Tanjungpinang, SuaraKepri – Organisasi Masyarakat (Ormas) Pembela Kesatuan Tanah Air Indonesia Bersatu (Pekat IB) turut melaporkan pelaku hate Pace penghina Presiden RI, Joko Widodo.
Laporan Pekat IB DPW Provinsi Kepri, dilakukan melalui Humas dan Komunikasi, Sueb ke Polres Tanjungpinang terhadap pria berinisial MK, Jumat, 24 Agustus 2018.
“Kita apresiasi Aparat Kepolisian. Karena telah tanggap atas persoalan ini. Masalah Hate space ini tidak bisa kita anggap sepele, apalagi saat-saat sekarang, Daerah sedang melaksanakan Pilkada,” tegas Sueb kepada SuaraKepri.
Ia atas nama Pekat IB tidak ingin masyarakat terpecah belah, MK ini sangat berpotensi memecah belah.
“Makanya kami serahkan kepada aparat Kepolisian untuk memproses secara tuntas kasus ini,” ujarnya.
Pekat UB tidak akan membiarkan adanya pihak pihak yang mencoba coba melakukan provokasi kepada masyarakat melalui tulisan-tulisan dimedsos.
“MK ini sudah diluar batas, apalagi MK ini menyebutkan bahwa Presiden Joko Widodo dan Beberapa tokoh nasional lainnya, sebagai PKI dan kata-kata berkonten porno yang ditujukan kepada istri Presiden, dan mantan presiden RI. Ini menyebarkan paham yang sesat melalui media sosial sangat berbahaya.
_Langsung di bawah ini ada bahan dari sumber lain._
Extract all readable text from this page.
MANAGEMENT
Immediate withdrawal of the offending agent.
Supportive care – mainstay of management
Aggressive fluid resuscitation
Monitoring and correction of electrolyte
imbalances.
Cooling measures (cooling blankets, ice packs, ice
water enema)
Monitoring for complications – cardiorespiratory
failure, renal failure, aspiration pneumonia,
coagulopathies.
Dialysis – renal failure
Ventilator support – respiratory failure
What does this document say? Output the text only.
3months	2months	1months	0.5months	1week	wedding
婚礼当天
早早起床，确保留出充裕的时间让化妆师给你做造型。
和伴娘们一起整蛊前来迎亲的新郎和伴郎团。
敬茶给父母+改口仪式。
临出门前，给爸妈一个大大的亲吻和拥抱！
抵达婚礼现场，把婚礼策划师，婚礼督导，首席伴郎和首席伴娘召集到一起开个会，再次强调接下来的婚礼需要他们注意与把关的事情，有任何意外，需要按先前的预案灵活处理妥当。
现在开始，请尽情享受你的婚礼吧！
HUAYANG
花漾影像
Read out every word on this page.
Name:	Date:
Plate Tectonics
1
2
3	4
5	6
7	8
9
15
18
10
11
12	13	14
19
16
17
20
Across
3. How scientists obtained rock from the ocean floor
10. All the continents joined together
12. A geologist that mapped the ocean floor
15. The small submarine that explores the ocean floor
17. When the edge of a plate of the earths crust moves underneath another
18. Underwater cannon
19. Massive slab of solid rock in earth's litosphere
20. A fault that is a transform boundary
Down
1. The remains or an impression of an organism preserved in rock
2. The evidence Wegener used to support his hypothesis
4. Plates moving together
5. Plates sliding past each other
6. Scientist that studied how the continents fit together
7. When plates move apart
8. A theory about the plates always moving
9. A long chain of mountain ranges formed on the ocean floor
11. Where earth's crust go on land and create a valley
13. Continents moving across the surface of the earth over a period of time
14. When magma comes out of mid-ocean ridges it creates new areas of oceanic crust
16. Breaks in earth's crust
Kami Ormas Pekat Ib melihat ini sangat berbahaya, dan bisa menimbulkan Gejolak Sosial ditengah masyarakat, maka dari itu, hukum harus ditegakkan,” jelasnya.
Laporan itu Kita dilayangkan itu dengan Nomor LP-B/144/VIII7/2017 /Kepri/SPK-Res Tanjungpinang.
“Intinya ada beberapa hal yang kami sampaikan, pertama MK diduga melakukan ujaran kebencian Kepada Presiden beserta Keluarganya, Menkopolhukam beserta keluarga, Mantan Presiden RI Ke 5 dan Ke-6, Etnis Tionghoa dan Agama. Ini dikhawatirkan akan menimbulkan masalah sosial, jika dibiarkan,” tegasnya lagi.
Apa yang menjadi dugaaan kita pada Agustus lalu, ternyata MK ini kembali melakukan upaya provokasi.
“Sehingga kami mengapresiasi aparat Kepolisian yang telah tanggap, terhadap laporan yang kita layangkan pada tahun 2017 lalu,” ungkapnya.